I want to find some nice relation for $\alpha_1$ and $\alpha_2$ making \begin{align} \alpha_1^2 \xi_1^2 + \alpha_2^2 \xi_2^2 + 2 \alpha_1 \alpha_2(\xi_1 \cdot \xi_2)=0 \end{align} where $\xi_1, \xi_2$ are vector and $\alpha_1, \alpha_2$ be scalar (real or complex).
For real case, this is nothing but \begin{align} (\alpha_1 \xi_1 + \alpha_2 \xi_2)^2=0 \end{align}
How about complex valued $\alpha_1, \alpha_2$ case? Following are answer in some papers I found.
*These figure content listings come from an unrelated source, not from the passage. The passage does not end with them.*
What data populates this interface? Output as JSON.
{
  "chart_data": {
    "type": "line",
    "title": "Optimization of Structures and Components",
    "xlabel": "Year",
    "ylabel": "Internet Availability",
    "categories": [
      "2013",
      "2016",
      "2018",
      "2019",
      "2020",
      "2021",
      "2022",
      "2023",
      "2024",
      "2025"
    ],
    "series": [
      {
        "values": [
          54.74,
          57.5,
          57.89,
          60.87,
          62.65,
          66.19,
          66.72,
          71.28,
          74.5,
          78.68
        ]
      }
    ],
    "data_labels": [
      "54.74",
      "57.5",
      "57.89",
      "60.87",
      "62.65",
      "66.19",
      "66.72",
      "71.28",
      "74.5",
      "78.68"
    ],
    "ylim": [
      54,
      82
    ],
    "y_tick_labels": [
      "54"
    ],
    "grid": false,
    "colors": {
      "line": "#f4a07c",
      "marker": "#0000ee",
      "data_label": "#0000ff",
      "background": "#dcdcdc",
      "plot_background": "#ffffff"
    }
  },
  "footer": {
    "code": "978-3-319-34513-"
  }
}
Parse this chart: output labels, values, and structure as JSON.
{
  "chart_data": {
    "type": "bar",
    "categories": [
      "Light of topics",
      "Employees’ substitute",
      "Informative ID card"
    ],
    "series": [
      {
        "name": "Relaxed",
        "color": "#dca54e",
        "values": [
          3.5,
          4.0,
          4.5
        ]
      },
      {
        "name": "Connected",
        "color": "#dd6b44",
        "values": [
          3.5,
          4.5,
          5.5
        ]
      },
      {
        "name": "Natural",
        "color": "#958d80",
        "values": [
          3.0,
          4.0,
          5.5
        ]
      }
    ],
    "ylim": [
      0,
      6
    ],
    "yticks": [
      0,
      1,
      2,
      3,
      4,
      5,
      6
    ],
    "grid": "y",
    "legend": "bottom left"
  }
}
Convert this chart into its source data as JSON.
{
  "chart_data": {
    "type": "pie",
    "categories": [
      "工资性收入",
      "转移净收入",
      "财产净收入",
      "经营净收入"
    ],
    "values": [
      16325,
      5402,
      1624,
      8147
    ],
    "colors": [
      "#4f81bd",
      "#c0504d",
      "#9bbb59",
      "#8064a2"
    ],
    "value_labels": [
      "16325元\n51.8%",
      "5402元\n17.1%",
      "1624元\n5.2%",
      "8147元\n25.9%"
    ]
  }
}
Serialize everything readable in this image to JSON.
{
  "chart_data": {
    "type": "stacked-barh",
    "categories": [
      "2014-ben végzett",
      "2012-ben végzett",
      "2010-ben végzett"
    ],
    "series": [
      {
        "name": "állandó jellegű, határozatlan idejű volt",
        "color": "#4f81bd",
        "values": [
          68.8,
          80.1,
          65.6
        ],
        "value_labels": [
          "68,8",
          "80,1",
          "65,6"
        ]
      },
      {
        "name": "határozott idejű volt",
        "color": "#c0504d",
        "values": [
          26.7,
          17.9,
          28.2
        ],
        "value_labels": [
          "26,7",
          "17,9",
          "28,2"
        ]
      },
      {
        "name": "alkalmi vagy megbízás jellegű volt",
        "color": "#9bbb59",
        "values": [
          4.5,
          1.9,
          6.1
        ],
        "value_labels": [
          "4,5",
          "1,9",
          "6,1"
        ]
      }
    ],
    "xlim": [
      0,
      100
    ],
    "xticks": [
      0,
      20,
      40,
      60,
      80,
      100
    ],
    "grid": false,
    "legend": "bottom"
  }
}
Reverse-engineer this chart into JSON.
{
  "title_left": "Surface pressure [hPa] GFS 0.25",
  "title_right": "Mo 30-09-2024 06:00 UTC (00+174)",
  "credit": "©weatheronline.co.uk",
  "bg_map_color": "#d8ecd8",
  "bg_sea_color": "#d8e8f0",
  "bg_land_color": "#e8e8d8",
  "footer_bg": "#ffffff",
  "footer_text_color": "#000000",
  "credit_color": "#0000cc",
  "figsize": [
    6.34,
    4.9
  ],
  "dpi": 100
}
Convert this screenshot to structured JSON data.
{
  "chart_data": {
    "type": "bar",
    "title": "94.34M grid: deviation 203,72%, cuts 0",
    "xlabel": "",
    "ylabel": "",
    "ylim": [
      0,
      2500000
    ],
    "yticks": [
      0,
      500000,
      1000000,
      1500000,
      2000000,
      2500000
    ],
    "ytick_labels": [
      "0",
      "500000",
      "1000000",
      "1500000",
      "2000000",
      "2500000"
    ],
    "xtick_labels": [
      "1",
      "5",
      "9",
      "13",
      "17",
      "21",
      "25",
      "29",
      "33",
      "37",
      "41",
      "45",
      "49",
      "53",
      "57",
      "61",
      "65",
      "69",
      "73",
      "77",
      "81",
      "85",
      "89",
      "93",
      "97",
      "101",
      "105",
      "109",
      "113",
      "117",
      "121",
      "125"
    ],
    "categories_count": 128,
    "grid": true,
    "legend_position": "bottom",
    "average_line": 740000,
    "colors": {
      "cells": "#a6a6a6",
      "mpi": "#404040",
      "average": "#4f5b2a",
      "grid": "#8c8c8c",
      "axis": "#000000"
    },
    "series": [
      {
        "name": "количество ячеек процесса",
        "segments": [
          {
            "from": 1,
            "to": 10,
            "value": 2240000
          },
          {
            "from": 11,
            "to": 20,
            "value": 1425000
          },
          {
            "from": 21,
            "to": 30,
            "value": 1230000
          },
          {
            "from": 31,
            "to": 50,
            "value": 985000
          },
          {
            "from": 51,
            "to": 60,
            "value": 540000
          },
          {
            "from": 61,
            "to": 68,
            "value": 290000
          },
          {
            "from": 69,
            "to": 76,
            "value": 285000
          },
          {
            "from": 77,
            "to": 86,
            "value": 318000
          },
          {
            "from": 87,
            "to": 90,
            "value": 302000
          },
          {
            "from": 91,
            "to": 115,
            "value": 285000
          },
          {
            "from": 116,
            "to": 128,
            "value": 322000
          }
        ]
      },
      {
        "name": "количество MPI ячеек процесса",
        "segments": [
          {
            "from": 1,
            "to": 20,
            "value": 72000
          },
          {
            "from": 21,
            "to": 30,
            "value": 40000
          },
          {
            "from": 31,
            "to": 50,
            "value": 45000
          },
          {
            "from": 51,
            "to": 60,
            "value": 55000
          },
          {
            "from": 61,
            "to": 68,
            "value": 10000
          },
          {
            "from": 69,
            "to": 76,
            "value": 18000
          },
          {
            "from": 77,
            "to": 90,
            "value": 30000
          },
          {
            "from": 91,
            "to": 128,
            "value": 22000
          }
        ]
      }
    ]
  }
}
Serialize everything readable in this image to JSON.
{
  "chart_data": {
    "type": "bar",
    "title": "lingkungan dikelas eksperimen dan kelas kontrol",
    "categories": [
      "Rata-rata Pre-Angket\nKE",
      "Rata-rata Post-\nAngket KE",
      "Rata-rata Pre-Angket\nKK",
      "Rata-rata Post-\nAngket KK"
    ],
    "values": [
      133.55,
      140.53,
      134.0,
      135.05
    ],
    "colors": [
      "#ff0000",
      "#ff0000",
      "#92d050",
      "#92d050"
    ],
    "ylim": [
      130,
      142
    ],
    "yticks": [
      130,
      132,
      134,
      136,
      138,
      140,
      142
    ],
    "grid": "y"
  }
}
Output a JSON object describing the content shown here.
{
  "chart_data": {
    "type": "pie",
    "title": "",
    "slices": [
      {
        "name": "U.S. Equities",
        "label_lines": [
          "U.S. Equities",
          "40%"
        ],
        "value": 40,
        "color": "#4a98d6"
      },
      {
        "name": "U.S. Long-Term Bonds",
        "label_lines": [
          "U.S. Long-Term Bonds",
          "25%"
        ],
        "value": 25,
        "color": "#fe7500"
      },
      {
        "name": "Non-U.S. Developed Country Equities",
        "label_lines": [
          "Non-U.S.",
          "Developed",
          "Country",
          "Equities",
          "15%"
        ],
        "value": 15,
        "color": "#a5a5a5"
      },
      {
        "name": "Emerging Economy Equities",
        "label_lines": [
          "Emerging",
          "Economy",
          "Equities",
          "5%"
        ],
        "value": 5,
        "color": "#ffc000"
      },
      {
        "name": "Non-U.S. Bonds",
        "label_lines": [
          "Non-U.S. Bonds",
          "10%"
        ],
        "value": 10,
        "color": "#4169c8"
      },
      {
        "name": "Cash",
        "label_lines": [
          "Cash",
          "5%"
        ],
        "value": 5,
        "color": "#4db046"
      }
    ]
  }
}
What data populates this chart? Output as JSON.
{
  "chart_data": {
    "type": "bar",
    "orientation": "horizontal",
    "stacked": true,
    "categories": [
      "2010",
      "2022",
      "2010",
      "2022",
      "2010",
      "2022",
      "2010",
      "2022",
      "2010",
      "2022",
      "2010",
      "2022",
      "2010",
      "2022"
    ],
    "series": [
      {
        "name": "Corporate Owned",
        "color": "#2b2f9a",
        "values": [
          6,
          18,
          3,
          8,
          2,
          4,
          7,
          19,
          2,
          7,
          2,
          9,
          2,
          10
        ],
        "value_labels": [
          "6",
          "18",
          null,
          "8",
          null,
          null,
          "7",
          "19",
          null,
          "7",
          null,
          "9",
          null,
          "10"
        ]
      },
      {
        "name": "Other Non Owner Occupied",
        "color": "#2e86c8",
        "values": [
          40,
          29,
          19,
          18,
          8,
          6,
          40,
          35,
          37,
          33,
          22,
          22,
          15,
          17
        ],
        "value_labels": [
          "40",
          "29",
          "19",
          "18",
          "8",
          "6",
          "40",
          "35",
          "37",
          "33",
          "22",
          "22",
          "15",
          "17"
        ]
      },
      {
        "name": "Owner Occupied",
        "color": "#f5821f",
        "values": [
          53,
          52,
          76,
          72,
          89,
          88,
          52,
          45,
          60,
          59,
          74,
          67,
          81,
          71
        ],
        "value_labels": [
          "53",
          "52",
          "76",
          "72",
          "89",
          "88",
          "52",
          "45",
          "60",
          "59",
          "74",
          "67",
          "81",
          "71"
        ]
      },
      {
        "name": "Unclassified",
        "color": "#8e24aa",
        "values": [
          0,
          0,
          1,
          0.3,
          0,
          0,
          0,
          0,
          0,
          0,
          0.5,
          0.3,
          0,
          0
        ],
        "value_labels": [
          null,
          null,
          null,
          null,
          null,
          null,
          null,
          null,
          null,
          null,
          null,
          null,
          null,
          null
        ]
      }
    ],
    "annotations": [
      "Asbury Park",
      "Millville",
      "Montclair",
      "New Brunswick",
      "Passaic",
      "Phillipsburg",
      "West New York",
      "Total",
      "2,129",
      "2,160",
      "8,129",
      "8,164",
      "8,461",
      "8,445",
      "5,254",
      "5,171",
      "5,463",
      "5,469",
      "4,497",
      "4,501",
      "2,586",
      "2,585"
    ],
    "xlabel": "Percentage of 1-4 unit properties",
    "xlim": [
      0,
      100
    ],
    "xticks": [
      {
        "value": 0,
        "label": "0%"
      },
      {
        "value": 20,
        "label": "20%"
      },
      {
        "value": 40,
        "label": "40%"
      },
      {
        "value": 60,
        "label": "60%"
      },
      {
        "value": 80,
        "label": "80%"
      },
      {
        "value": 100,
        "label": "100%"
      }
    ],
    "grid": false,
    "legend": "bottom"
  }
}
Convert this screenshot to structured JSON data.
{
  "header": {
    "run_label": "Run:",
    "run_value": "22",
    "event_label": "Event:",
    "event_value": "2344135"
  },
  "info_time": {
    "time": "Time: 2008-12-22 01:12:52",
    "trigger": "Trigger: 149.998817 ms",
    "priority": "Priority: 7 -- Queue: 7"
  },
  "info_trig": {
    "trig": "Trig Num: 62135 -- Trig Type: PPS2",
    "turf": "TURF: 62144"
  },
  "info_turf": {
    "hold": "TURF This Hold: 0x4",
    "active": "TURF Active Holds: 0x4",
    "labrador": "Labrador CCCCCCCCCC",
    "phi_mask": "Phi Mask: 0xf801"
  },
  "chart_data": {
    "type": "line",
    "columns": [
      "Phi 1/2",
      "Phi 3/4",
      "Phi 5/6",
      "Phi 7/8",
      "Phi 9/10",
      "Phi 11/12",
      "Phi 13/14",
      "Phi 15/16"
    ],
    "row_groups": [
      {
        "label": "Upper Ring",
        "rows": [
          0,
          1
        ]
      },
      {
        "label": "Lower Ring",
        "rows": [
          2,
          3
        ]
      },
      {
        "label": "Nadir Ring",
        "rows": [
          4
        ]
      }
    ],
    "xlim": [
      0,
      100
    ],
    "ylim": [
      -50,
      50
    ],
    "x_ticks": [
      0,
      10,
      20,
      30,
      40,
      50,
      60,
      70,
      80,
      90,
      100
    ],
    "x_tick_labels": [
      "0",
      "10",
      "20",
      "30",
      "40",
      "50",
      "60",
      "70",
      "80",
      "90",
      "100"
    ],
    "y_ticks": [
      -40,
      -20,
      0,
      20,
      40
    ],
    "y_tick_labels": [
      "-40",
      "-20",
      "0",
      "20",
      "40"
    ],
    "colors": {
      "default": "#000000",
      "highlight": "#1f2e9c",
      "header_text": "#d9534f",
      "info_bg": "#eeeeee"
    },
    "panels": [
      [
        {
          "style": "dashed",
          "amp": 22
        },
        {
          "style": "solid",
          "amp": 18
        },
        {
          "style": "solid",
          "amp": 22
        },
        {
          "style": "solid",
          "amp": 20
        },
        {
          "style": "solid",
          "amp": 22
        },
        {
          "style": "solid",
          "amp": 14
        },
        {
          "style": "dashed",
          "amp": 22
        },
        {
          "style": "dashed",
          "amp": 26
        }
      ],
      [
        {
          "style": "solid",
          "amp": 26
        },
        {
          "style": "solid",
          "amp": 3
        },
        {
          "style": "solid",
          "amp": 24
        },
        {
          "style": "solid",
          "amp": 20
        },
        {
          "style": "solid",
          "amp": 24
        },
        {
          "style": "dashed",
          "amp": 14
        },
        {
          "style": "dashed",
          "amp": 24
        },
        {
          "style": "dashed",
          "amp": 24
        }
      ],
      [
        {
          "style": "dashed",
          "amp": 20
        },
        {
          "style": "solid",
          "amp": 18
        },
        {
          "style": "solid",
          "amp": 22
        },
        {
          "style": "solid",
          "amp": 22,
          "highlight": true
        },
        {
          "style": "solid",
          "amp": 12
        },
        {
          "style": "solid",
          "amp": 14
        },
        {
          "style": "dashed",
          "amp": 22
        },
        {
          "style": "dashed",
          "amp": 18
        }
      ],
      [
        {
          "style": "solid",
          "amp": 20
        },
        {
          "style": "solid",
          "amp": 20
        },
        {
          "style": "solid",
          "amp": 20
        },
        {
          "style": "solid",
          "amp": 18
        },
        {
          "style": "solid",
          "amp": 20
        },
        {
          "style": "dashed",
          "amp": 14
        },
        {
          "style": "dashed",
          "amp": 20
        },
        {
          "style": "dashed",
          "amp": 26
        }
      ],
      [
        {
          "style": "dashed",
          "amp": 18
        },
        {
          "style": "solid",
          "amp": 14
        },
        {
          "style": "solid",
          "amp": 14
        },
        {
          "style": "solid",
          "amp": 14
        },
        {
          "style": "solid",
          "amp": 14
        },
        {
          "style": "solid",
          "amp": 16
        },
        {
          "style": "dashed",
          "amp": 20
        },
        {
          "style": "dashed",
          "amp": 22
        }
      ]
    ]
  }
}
I want to show whether equation A.14 or A.15 satisfies A.13 explicitly.
I found one answer \begin{align} |\xi_1| \alpha_1 = \left[ - \frac{(\xi_1 \cdot \xi_2)}{|\xi_1 ||\xi_2|} + i \sqrt{\Delta} \right] |\xi_2|\alpha_2, \quad \Delta = 1 - \frac{(\xi_1 \cdot \xi_2)^2}{\xi_1^2 \xi_2^2} \end{align} but having a problem showing this is indeed true.
Followings are my trials: Naively from $|z_1 z_2| = |z_1 | |z_2|$, the above relation reduce $|\xi_1| |\alpha_1| = |\xi_2| |\alpha_2|$, but it seems this does not enough for showing this.